Lou was a gentleman's gentleman. But he also was a gentle man. He was passionate about he believed. A unabashed strong liberal who never forgot his humble roots. Lou was civil, unassuming and effective. I shall forever treasure our relationship.
My best to Freda, Jeff and Jan.
After his retirement it was my distinction to succeed Lou as Yale Medical School's liaison to the community(officially Associate Dean for Government & Community Affairs). It was a tough act to follow, in part because Lou's fingerprints were everywhere, though not always seen. This was especially true in the immediate vicinity - the Hill Neighborhood - but until now I had not realized how deep his roots were in the Hill community. In many respects this exemplifies the man - he always managed to know everything about you but revealed little of himself unless you pushed and pushed hard.
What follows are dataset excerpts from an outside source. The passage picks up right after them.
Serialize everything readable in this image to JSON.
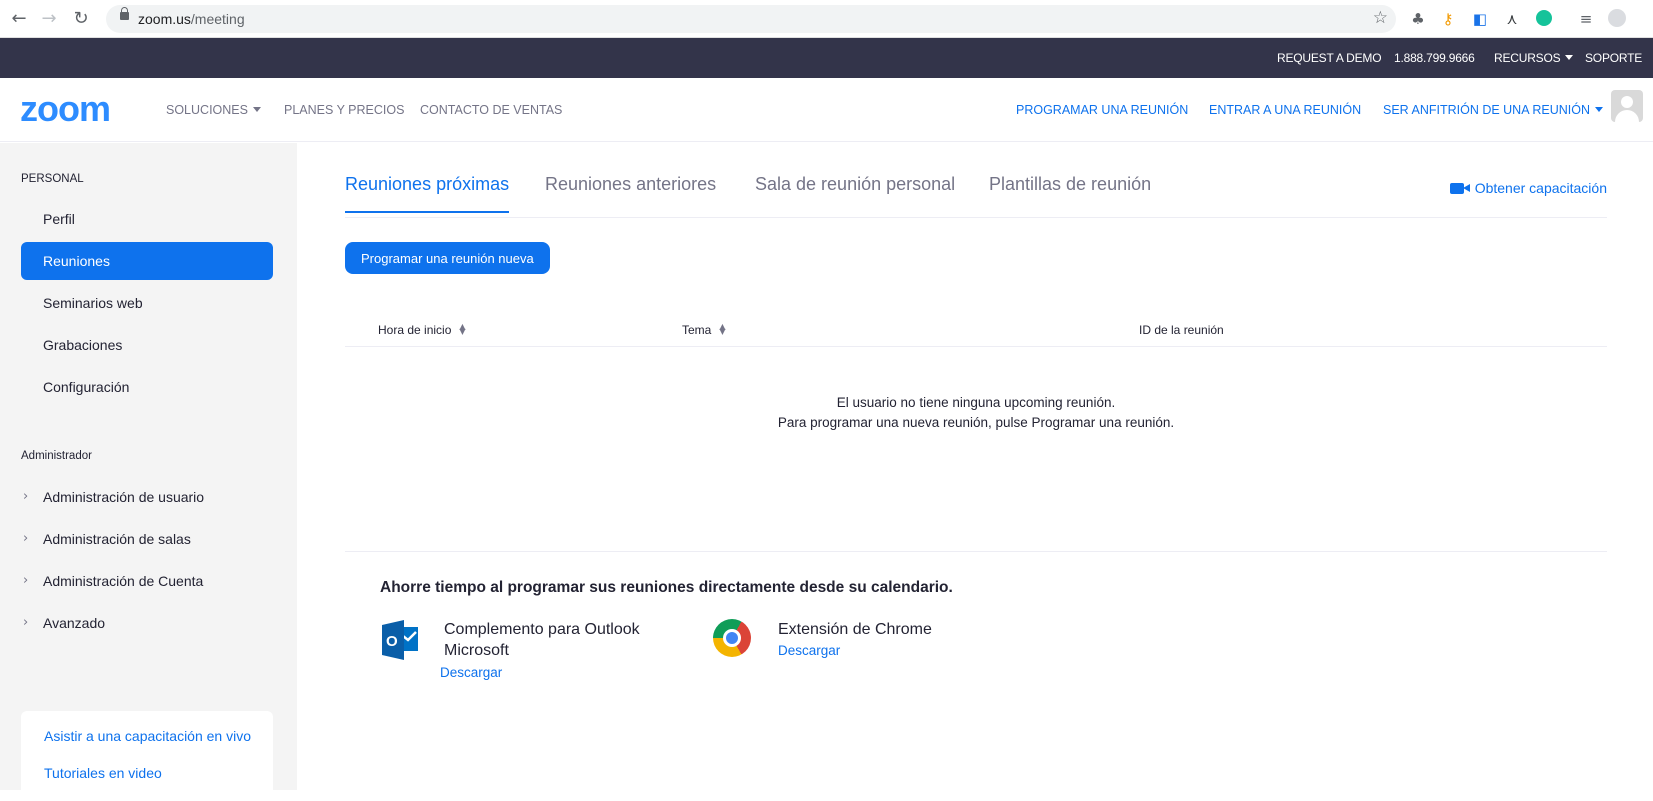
{
  "browser": {
    "url_host": "zoom.us",
    "url_path": "/meeting",
    "back_icon": "←",
    "forward_icon": "→",
    "reload_icon": "↻",
    "star_icon": "☆"
  },
  "topbar": {
    "request_demo": "REQUEST A DEMO",
    "phone": "1.888.799.9666",
    "resources": "RECURSOS",
    "support": "SOPORTE"
  },
  "header": {
    "logo": "zoom",
    "nav": [
      "SOLUCIONES",
      "PLANES Y PRECIOS",
      "CONTACTO DE VENTAS"
    ],
    "schedule": "PROGRAMAR UNA REUNIÓN",
    "join": "ENTRAR A UNA REUNIÓN",
    "host": "SER ANFITRIÓN DE UNA REUNIÓN"
  },
  "sidebar": {
    "personal_title": "PERSONAL",
    "personal_items": [
      "Perfil",
      "Reuniones",
      "Seminarios web",
      "Grabaciones",
      "Configuración"
    ],
    "active_item": "Reuniones",
    "admin_title": "Administrador",
    "admin_items": [
      "Administración de usuario",
      "Administración de salas",
      "Administración de Cuenta",
      "Avanzado"
    ],
    "training_links": [
      "Asistir a una capacitación en vivo",
      "Tutoriales en video"
    ]
  },
  "main": {
    "tabs": [
      "Reuniones próximas",
      "Reuniones anteriores",
      "Sala de reunión personal",
      "Plantillas de reunión"
    ],
    "active_tab": "Reuniones próximas",
    "training_link": "Obtener capacitación",
    "new_meeting_button": "Programar una reunión nueva",
    "columns": [
      "Hora de inicio",
      "Tema",
      "ID de la reunión"
    ],
    "empty_line1": "El usuario no tiene ninguna upcoming reunión.",
    "empty_line2": "Para programar una nueva reunión, pulse Programar una reunión.",
    "calendar_title": "Ahorre tiempo al programar sus reuniones directamente desde su calendario.",
    "outlook_title_1": "Complemento para Outlook",
    "outlook_title_2": "Microsoft",
    "outlook_download": "Descargar",
    "outlook_icon_letter": "O",
    "chrome_title": "Extensión de Chrome",
    "chrome_download": "Descargar"
  },
  "colors": {
    "brand_blue": "#0e72ed",
    "logo_blue": "#2d8cff",
    "topbar_bg": "#33344a",
    "sidebar_bg": "#f4f4f4"
  }
}
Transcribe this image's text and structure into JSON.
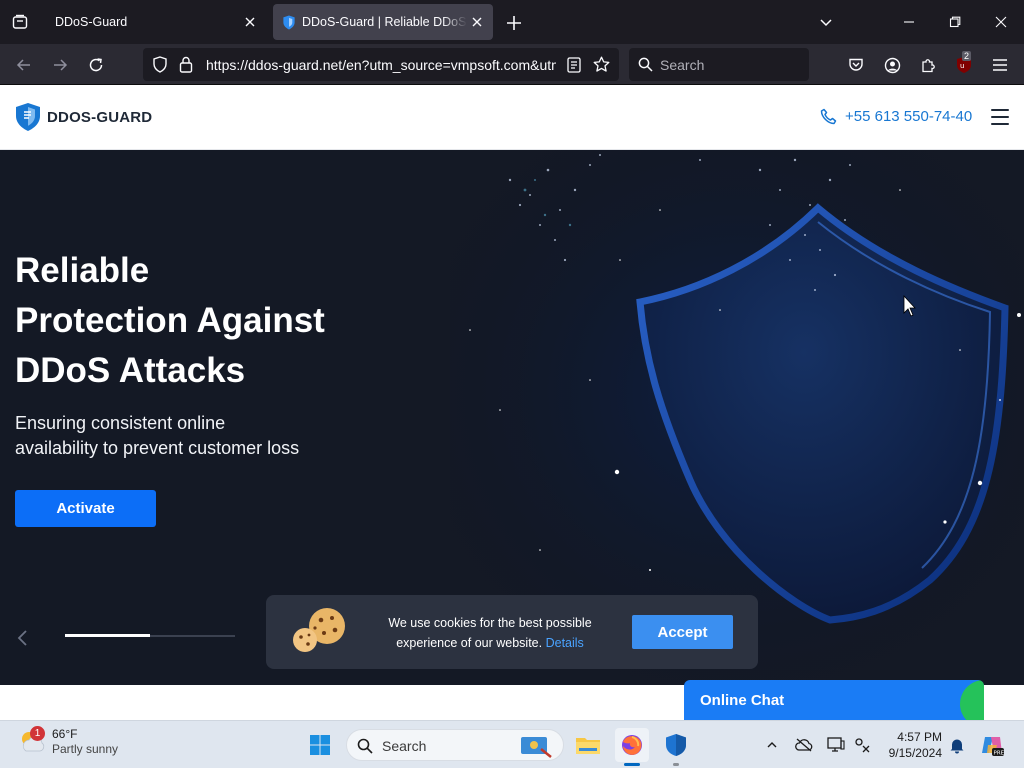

He was the last of an era.
My condolences to Freda and his family.
Myron Genel, MD, Professor Emeritus of Pediatrics, YSM
Our heartfelt condolences to Freda and the family. Althea and I considered Lou and Freda two of our greatest friends. He truly was a caring, loving and faithful friend. Words cannot express how much we will miss him. As I told Jeff, however, he had a great run through his admirable life. We will mis him.
Nick & Althea Norcott (New Haven, CT.)
Uncle Lou's quiet and soft-spoken manner always impressed me, and yet I know that his professional accomplishments could only have been achieved by a firm and forceful persona. It continues to amaze me how he—and his brother, Harry—were such dogged fighters for justice and progress in the public sphere while being such gentle and affable characters at home, in the company of family and friends. Uncle Lou embodied both nurturance and struggle, and he managed that blend quite comfortably. Such a person is rare, and therefore I consider it a rare privilege to have known him.
I want to offer my condolences and sympathy to my Aunt Freda in this time of sorrow, and to my cousins Jeff and Jan and their families. I share your sadness, and look forward to the opportunity when we can all gather together and raise our glasses in celebration of Lou's life.
Lou maintained a standard of decency, civility, and ability rarely seen and rarely appreciated in the hardscrabble of institutional and community affairs. Like his father before him in Lawrence and Lowell, Massachusetts, Lou always held people, especially just plain people, in the highest regard and worked faithfully on their behalf. There are insufficient words to do him the honor he deserves.
Ed Gruson (Sherman, CT)
Condolences to Freda, Jeff and Jan - I have very fond memories of your dad's kindness to me as a child, and his soft and unusual voice. RIP uncle Lou.